A third source of knowledge is actual data from customer networks. When the solution is installed, with the customer's permission Indeni sends some configuration, statistics and log data back to the company’s data center for analysis. Indeni uses that information to learn more about how networks in general should run. For example, if 90% of Indeni's customers enable a certain configuration on a specific type of router or firewall, it is assumed to be a best practice because so many companies have enabled it. This crowd-sourced information grows more valuable as more companies implement Indeni.
Network equipment vendors are taking notice of this approach and partnering with Indeni for preemptive maintenance. Check Point Software Technologies just announced integration of Indeni with Check Point management servers and gateways to allow network security operations teams to constantly validate their environments’ configuration against an ever growing set of best practices. Some best practices come from Check Point’s own knowledge base while others come from the practices learned in the field by users. In addition, Indeni conducts automated root cause analyses whenever an issue actually occurs.

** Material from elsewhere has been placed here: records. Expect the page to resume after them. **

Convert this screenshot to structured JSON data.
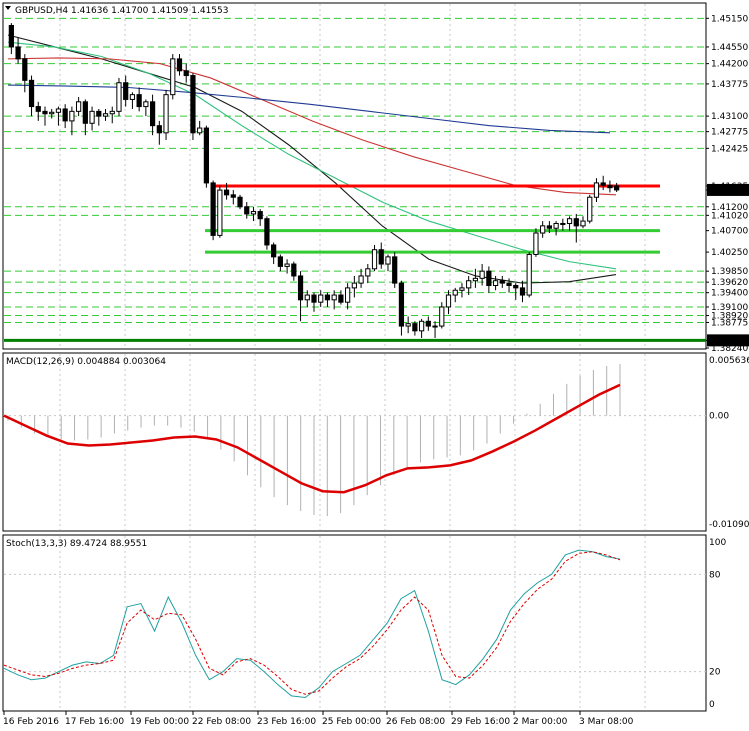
{
  "chart_data": [
    {
      "type": "candlestick",
      "title": "GBPUSD,H4",
      "ohlc_header": [
        "1.41636",
        "1.41700",
        "1.41509",
        "1.41553"
      ],
      "price_labels": [
        "1.45150",
        "1.44550",
        "1.44200",
        "1.43775",
        "1.43100",
        "1.42775",
        "1.42425",
        "1.41635",
        "1.41553",
        "1.41200",
        "1.41020",
        "1.40700",
        "1.40250",
        "1.39850",
        "1.39620",
        "1.39400",
        "1.39100",
        "1.38920",
        "1.38775",
        "1.38400",
        "1.38240"
      ],
      "highlight_labels": [
        "1.41553",
        "1.38400"
      ],
      "ylim": [
        1.3824,
        1.4545
      ],
      "horizontal_levels": [
        {
          "price": 1.41635,
          "color": "#ff0000"
        },
        {
          "price": 1.407,
          "color": "#33cc33"
        },
        {
          "price": 1.4025,
          "color": "#33cc33"
        },
        {
          "price": 1.384,
          "color": "#008000"
        }
      ],
      "dashed_levels": [
        1.4515,
        1.4455,
        1.442,
        1.43775,
        1.431,
        1.42775,
        1.42425,
        1.412,
        1.4102,
        1.3985,
        1.3962,
        1.394,
        1.391,
        1.3892,
        1.38775
      ],
      "candles": [
        [
          1.45,
          1.4505,
          1.444,
          1.4455
        ],
        [
          1.4455,
          1.4475,
          1.442,
          1.443
        ],
        [
          1.443,
          1.444,
          1.436,
          1.4385
        ],
        [
          1.4385,
          1.4395,
          1.431,
          1.433
        ],
        [
          1.433,
          1.434,
          1.43,
          1.432
        ],
        [
          1.432,
          1.433,
          1.429,
          1.4315
        ],
        [
          1.4315,
          1.4325,
          1.4305,
          1.4318
        ],
        [
          1.4318,
          1.433,
          1.429,
          1.4325
        ],
        [
          1.4325,
          1.4335,
          1.4285,
          1.43
        ],
        [
          1.43,
          1.433,
          1.427,
          1.432
        ],
        [
          1.432,
          1.435,
          1.431,
          1.434
        ],
        [
          1.434,
          1.4345,
          1.427,
          1.4295
        ],
        [
          1.4295,
          1.433,
          1.428,
          1.432
        ],
        [
          1.432,
          1.4325,
          1.429,
          1.431
        ],
        [
          1.431,
          1.4325,
          1.43,
          1.4315
        ],
        [
          1.4315,
          1.433,
          1.4295,
          1.432
        ],
        [
          1.432,
          1.439,
          1.431,
          1.438
        ],
        [
          1.438,
          1.4395,
          1.433,
          1.4345
        ],
        [
          1.4345,
          1.436,
          1.4325,
          1.4355
        ],
        [
          1.4355,
          1.437,
          1.432,
          1.433
        ],
        [
          1.433,
          1.4345,
          1.431,
          1.434
        ],
        [
          1.434,
          1.4355,
          1.427,
          1.429
        ],
        [
          1.429,
          1.43,
          1.425,
          1.4275
        ],
        [
          1.4275,
          1.4365,
          1.426,
          1.4355
        ],
        [
          1.4355,
          1.444,
          1.4345,
          1.443
        ],
        [
          1.443,
          1.444,
          1.4395,
          1.4405
        ],
        [
          1.4405,
          1.442,
          1.438,
          1.4395
        ],
        [
          1.4395,
          1.44,
          1.426,
          1.4275
        ],
        [
          1.4275,
          1.43,
          1.427,
          1.4285
        ],
        [
          1.4285,
          1.429,
          1.416,
          1.417
        ],
        [
          1.417,
          1.4175,
          1.405,
          1.406
        ],
        [
          1.406,
          1.4165,
          1.4055,
          1.4155
        ],
        [
          1.4155,
          1.417,
          1.4135,
          1.4145
        ],
        [
          1.4145,
          1.4155,
          1.4125,
          1.414
        ],
        [
          1.414,
          1.4145,
          1.4115,
          1.412
        ],
        [
          1.412,
          1.413,
          1.4095,
          1.4105
        ],
        [
          1.4105,
          1.412,
          1.409,
          1.411
        ],
        [
          1.411,
          1.4115,
          1.408,
          1.4095
        ],
        [
          1.4095,
          1.41,
          1.403,
          1.404
        ],
        [
          1.404,
          1.4045,
          1.4,
          1.4015
        ],
        [
          1.4015,
          1.402,
          1.3985,
          1.3995
        ],
        [
          1.3995,
          1.401,
          1.398,
          1.4
        ],
        [
          1.4,
          1.4005,
          1.3965,
          1.3975
        ],
        [
          1.3975,
          1.3985,
          1.388,
          1.3925
        ],
        [
          1.3925,
          1.3945,
          1.391,
          1.3935
        ],
        [
          1.3935,
          1.394,
          1.39,
          1.392
        ],
        [
          1.392,
          1.3945,
          1.391,
          1.3935
        ],
        [
          1.3935,
          1.394,
          1.391,
          1.3925
        ],
        [
          1.3925,
          1.3945,
          1.3905,
          1.3935
        ],
        [
          1.3935,
          1.3945,
          1.3915,
          1.392
        ],
        [
          1.392,
          1.396,
          1.3905,
          1.395
        ],
        [
          1.395,
          1.3975,
          1.393,
          1.396
        ],
        [
          1.396,
          1.399,
          1.395,
          1.3975
        ],
        [
          1.3975,
          1.4,
          1.396,
          1.399
        ],
        [
          1.399,
          1.404,
          1.3985,
          1.403
        ],
        [
          1.403,
          1.4045,
          1.399,
          1.4
        ],
        [
          1.4,
          1.402,
          1.3985,
          1.4015
        ],
        [
          1.4015,
          1.4025,
          1.395,
          1.396
        ],
        [
          1.396,
          1.3965,
          1.385,
          1.387
        ],
        [
          1.387,
          1.389,
          1.3855,
          1.3875
        ],
        [
          1.3875,
          1.388,
          1.385,
          1.386
        ],
        [
          1.386,
          1.3885,
          1.3845,
          1.388
        ],
        [
          1.388,
          1.389,
          1.386,
          1.387
        ],
        [
          1.387,
          1.388,
          1.3845,
          1.387
        ],
        [
          1.387,
          1.392,
          1.3865,
          1.391
        ],
        [
          1.391,
          1.3945,
          1.3895,
          1.3935
        ],
        [
          1.3935,
          1.395,
          1.392,
          1.3945
        ],
        [
          1.3945,
          1.396,
          1.393,
          1.395
        ],
        [
          1.395,
          1.3975,
          1.3935,
          1.3965
        ],
        [
          1.3965,
          1.399,
          1.395,
          1.397
        ],
        [
          1.397,
          1.4,
          1.3955,
          1.3985
        ],
        [
          1.3985,
          1.3995,
          1.394,
          1.3955
        ],
        [
          1.3955,
          1.3975,
          1.3945,
          1.3965
        ],
        [
          1.3965,
          1.3975,
          1.395,
          1.396
        ],
        [
          1.396,
          1.397,
          1.394,
          1.3955
        ],
        [
          1.3955,
          1.396,
          1.3925,
          1.395
        ],
        [
          1.395,
          1.3965,
          1.392,
          1.3935
        ],
        [
          1.3935,
          1.4025,
          1.393,
          1.402
        ],
        [
          1.402,
          1.4075,
          1.4015,
          1.4065
        ],
        [
          1.4065,
          1.409,
          1.4055,
          1.408
        ],
        [
          1.408,
          1.409,
          1.4065,
          1.4075
        ],
        [
          1.4075,
          1.409,
          1.406,
          1.4085
        ],
        [
          1.4085,
          1.4095,
          1.407,
          1.4085
        ],
        [
          1.4085,
          1.41,
          1.407,
          1.4095
        ],
        [
          1.4095,
          1.4105,
          1.4045,
          1.408
        ],
        [
          1.408,
          1.41,
          1.4075,
          1.409
        ],
        [
          1.409,
          1.4145,
          1.4085,
          1.414
        ],
        [
          1.414,
          1.418,
          1.413,
          1.417
        ],
        [
          1.417,
          1.4185,
          1.4155,
          1.4165
        ],
        [
          1.4165,
          1.4175,
          1.415,
          1.416
        ],
        [
          1.41636,
          1.417,
          1.41509,
          1.41553
        ]
      ],
      "moving_averages": [
        {
          "color": "#1a1a1a",
          "values": [
            1.448,
            1.4455,
            1.443,
            1.44,
            1.437,
            1.432,
            1.425,
            1.417,
            1.408,
            1.401,
            1.3975,
            1.396,
            1.3963,
            1.3978
          ]
        },
        {
          "color": "#2ec27e",
          "values": [
            1.4465,
            1.4455,
            1.4435,
            1.44,
            1.4355,
            1.429,
            1.423,
            1.418,
            1.413,
            1.409,
            1.406,
            1.403,
            1.4005,
            1.399
          ]
        },
        {
          "color": "#cc3333",
          "values": [
            1.443,
            1.4432,
            1.443,
            1.442,
            1.439,
            1.4345,
            1.43,
            1.426,
            1.4225,
            1.4195,
            1.4165,
            1.415,
            1.4145
          ]
        },
        {
          "color": "#1f3a93",
          "values": [
            1.4375,
            1.4373,
            1.437,
            1.436,
            1.4348,
            1.4335,
            1.432,
            1.4305,
            1.429,
            1.428,
            1.4275
          ]
        }
      ]
    },
    {
      "type": "histogram-line",
      "title": "MACD(12,26,9) 0.004884 0.003064",
      "ylim": [
        -0.0109,
        0.0056
      ],
      "tick_labels": [
        "0.005636",
        "0.00",
        "-0.010903"
      ],
      "histogram": [
        -0.0005,
        -0.0012,
        -0.0018,
        -0.0022,
        -0.0024,
        -0.0025,
        -0.0024,
        -0.0022,
        -0.0018,
        -0.0015,
        -0.0012,
        -0.001,
        -0.001,
        -0.0012,
        -0.0016,
        -0.0024,
        -0.0034,
        -0.0046,
        -0.006,
        -0.0072,
        -0.0082,
        -0.009,
        -0.0096,
        -0.01,
        -0.0101,
        -0.0098,
        -0.009,
        -0.008,
        -0.007,
        -0.006,
        -0.0052,
        -0.0047,
        -0.0044,
        -0.0042,
        -0.004,
        -0.0035,
        -0.0028,
        -0.0018,
        -0.0008,
        0.0002,
        0.0012,
        0.0022,
        0.0032,
        0.004,
        0.0046,
        0.005,
        0.0052
      ],
      "signal": [
        0.0,
        -0.001,
        -0.002,
        -0.0028,
        -0.003,
        -0.0029,
        -0.0027,
        -0.0025,
        -0.0022,
        -0.0021,
        -0.0024,
        -0.0032,
        -0.0044,
        -0.0056,
        -0.0068,
        -0.0076,
        -0.0077,
        -0.007,
        -0.006,
        -0.0053,
        -0.0052,
        -0.005,
        -0.0045,
        -0.0036,
        -0.0026,
        -0.0015,
        -0.0003,
        0.0009,
        0.0021,
        0.0031
      ]
    },
    {
      "type": "line",
      "title": "Stoch(13,3,3) 89.4724 88.9551",
      "ylim": [
        0,
        100
      ],
      "tick_labels": [
        "100",
        "80",
        "20",
        "0"
      ],
      "k": [
        22,
        18,
        15,
        16,
        20,
        24,
        26,
        25,
        30,
        60,
        62,
        45,
        66,
        50,
        30,
        15,
        20,
        28,
        27,
        20,
        12,
        5,
        4,
        10,
        20,
        25,
        30,
        40,
        50,
        65,
        70,
        45,
        15,
        12,
        18,
        28,
        40,
        58,
        68,
        75,
        80,
        92,
        95,
        94,
        91,
        89.4724
      ],
      "d": [
        24,
        21,
        18,
        17,
        19,
        22,
        24,
        25,
        27,
        50,
        58,
        52,
        56,
        55,
        40,
        22,
        18,
        26,
        28,
        24,
        17,
        9,
        6,
        8,
        16,
        23,
        28,
        36,
        46,
        58,
        66,
        58,
        30,
        17,
        16,
        24,
        35,
        51,
        62,
        71,
        77,
        88,
        93,
        94,
        92,
        88.9551
      ]
    }
  ],
  "time_axis": {
    "labels": [
      "16 Feb 2016",
      "17 Feb 16:00",
      "19 Feb 00:00",
      "22 Feb 08:00",
      "23 Feb 16:00",
      "25 Feb 00:00",
      "26 Feb 08:00",
      "29 Feb 16:00",
      "2 Mar 00:00",
      "3 Mar 08:00"
    ]
  },
  "colors": {
    "background": "#ffffff",
    "grid": "#c8c8c8",
    "candle": "#000000",
    "macd_hist": "#b0b0b0",
    "macd_signal": "#dd0000",
    "stoch_k": "#20a0a0",
    "stoch_d": "#dd0000",
    "label_highlight_bg": "#000000",
    "dashed_level": "#33cc33"
  }
}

Managed service providers also are finding interesting uses for Indeni. For example, Fujitsu manages customers' networks in the UK. Before Fujitsu onboards a new customer, the company uses Indeni to do a sweep of the network to get a baseline of the network configuration and existing issues. Fujitsu and the new customer can come to terms with how to remediate those issues before Fujitsu ultimately becomes responsible for them, and this reduces liability for Fujitsu. Once the customer's network is under Fujitsu's care, the MSP continues to use Indeni to avoid issues that might otherwise become problems that result in a service credit. Fujitsu has a high customer satisfaction level and it spends less time troubleshooting and fixing problems.
Today the Indeni solution covers routers, switches, firewalls and load balancers. The company eventually wants to cover servers, VoIP, and devices meant to service the Internet of Things. Indeni executives say they hope to create a paradigm shift from being reactive when something breaks to being proactive in troubleshooting bad configurations and resolving issues before something breaks. They must be doing something right because they say that they have never had a customer not renew a subscription.